Hello everyone!
I'm Ryan and I am from the Midwest in the United States
My background is over 30 years as an electronics hobbyist, I have a degree in electronics and work in electronics professionally. So yeah, I'm pretty much up to my elbows in electronics from the minute I wake up until my head hits the pillow again in the evening!
I also dabble in programming from PC and Linux based stuff to PIC's and arduinos and various other microcontrollers. I'm a bit more comfortable in the 8 bit end of the pool, but I know enough about ARM and the like to be dangerous 😁
I just bought a 4 axis 3040 ballscrew style desktop "engraver' and have already started doing some mods to it so I can cut some material other than wood! My projects are mostly for project enclosures and panel layouts and stuff like that. Some light aluminum work will be my limit on this machine.

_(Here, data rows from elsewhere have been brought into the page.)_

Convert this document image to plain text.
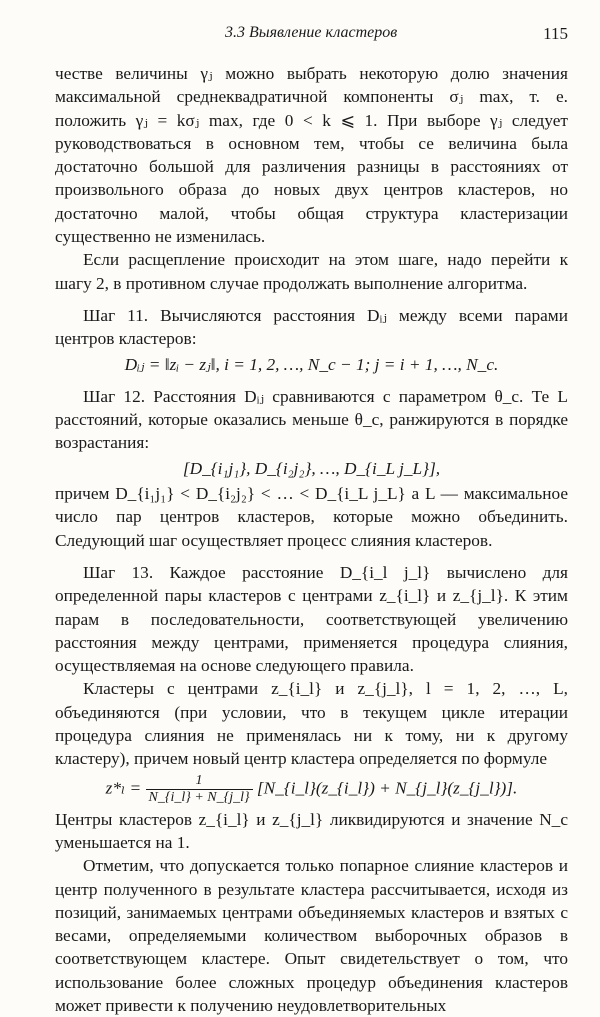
3.3 Выявление кластеров	115

честве величины γⱼ можно выбрать некоторую долю значения максимальной среднеквадратичной компоненты σⱼ max, т. е. положить γⱼ = kσⱼ max, где 0 < k ⩽ 1. При выборе γⱼ следует руководствоваться в основном тем, чтобы се величина была достаточно большой для различения разницы в расстояниях от произвольного образа до новых двух центров кластеров, но достаточно малой, чтобы общая структура кластеризации существенно не изменилась.

Если расщепление происходит на этом шаге, надо перейти к шагу 2, в противном случае продолжать выполнение алгоритма.

Шаг 11. Вычисляются расстояния Dᵢⱼ между всеми парами центров кластеров:

Dᵢⱼ = ‖zᵢ − zⱼ‖, i = 1, 2, …, N_c − 1; j = i + 1, …, N_c.

Шаг 12. Расстояния Dᵢⱼ сравниваются с параметром θ_c. Те L расстояний, которые оказались меньше θ_c, ранжируются в порядке возрастания:

[D_{i₁j₁}, D_{i₂j₂}, …, D_{i_L j_L}],

причем D_{i₁j₁} < D_{i₂j₂} < … < D_{i_L j_L} а L — максимальное число пар центров кластеров, которые можно объединить. Следующий шаг осуществляет процесс слияния кластеров.

Шаг 13. Каждое расстояние D_{i_l j_l} вычислено для определенной пары кластеров с центрами z_{i_l} и z_{j_l}. К этим парам в последовательности, соответствующей увеличению расстояния между центрами, применяется процедура слияния, осуществляемая на основе следующего правила.

Кластеры с центрами z_{i_l} и z_{j_l}, l = 1, 2, …, L, объединяются (при условии, что в текущем цикле итерации процедура слияния не применялась ни к тому, ни к другому кластеру), причем новый центр кластера определяется по формуле

$z*_l = \frac{1}{N\_\{i\_l\} + N\_\{j\_l\}}$ [N_{i_l}(z_{i_l}) + N_{j_l}(z_{j_l})].

Центры кластеров z_{i_l} и z_{j_l} ликвидируются и значение N_c уменьшается на 1.

Отметим, что допускается только попарное слияние кластеров и центр полученного в результате кластера рассчитывается, исходя из позиций, занимаемых центрами объединяемых кластеров и взятых с весами, определяемыми количеством выборочных образов в соответствующем кластере. Опыт свидетельствует о том, что использование более сложных процедур объединения кластеров может привести к получению неудовлетворительных
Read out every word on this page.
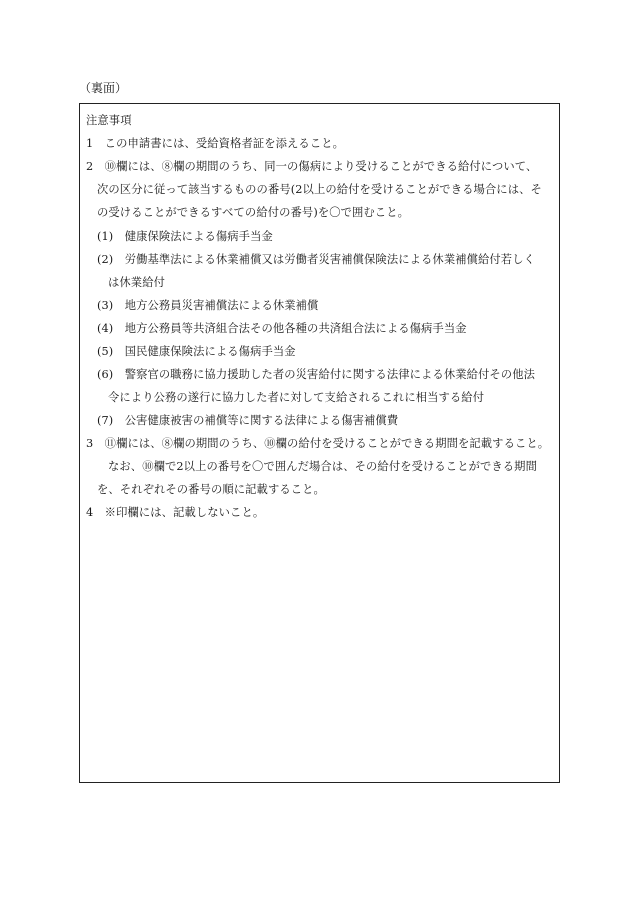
（裏面）
注意事項
1　この申請書には、受給資格者証を添えること。
2　⑩欄には、⑧欄の期間のうち、同一の傷病により受けることができる給付について、
次の区分に従って該当するものの番号(2以上の給付を受けることができる場合には、そ
の受けることができるすべての給付の番号)を〇で囲むこと。
(1)　健康保険法による傷病手当金
(2)　労働基準法による休業補償又は労働者災害補償保険法による休業補償給付若しく
は休業給付
(3)　地方公務員災害補償法による休業補償
(4)　地方公務員等共済組合法その他各種の共済組合法による傷病手当金
(5)　国民健康保険法による傷病手当金
(6)　警察官の職務に協力援助した者の災害給付に関する法律による休業給付その他法
令により公務の遂行に協力した者に対して支給されるこれに相当する給付
(7)　公害健康被害の補償等に関する法律による傷害補償費
3　⑪欄には、⑧欄の期間のうち、⑩欄の給付を受けることができる期間を記載すること。
なお、⑩欄で2以上の番号を〇で囲んだ場合は、その給付を受けることができる期間
を、それぞれその番号の順に記載すること。
4　※印欄には、記載しないこと。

I have been looking for a better solution than the typical mach3-linuxcnc / parallel port configuration of these things. I've gutted the original stepper drivers for some better micro stepping models and took out the parallel board. I was planning on a smoothie clone but after buying one (of course) I start finding all kinds of weird quirks after more in depth research. I've honestly been thinking of doing a switching circuit that will let me simply swap between controllers with a rotary switch to whatever, that way I always have something to fall back to!
I ran across a forum post where someone mentioned the DDCSV (MMCNC/Pandora 😎) unit as the better alternative to the smoothie and that led me to here. Of course reading of the work that's being done to crack the thing and make it more open source really got me excited! That along with the fact it just sounds so much more straight forward having an off line controller.
As a final note to my long introduction, I'd like to say I really have enjoyed reading your posts as a guest thus far, you guys seem super cool and patient with each other, which is always good when you're trying to learn! I will also try to be as helpful as I can with respect to my background when it come to things electronic!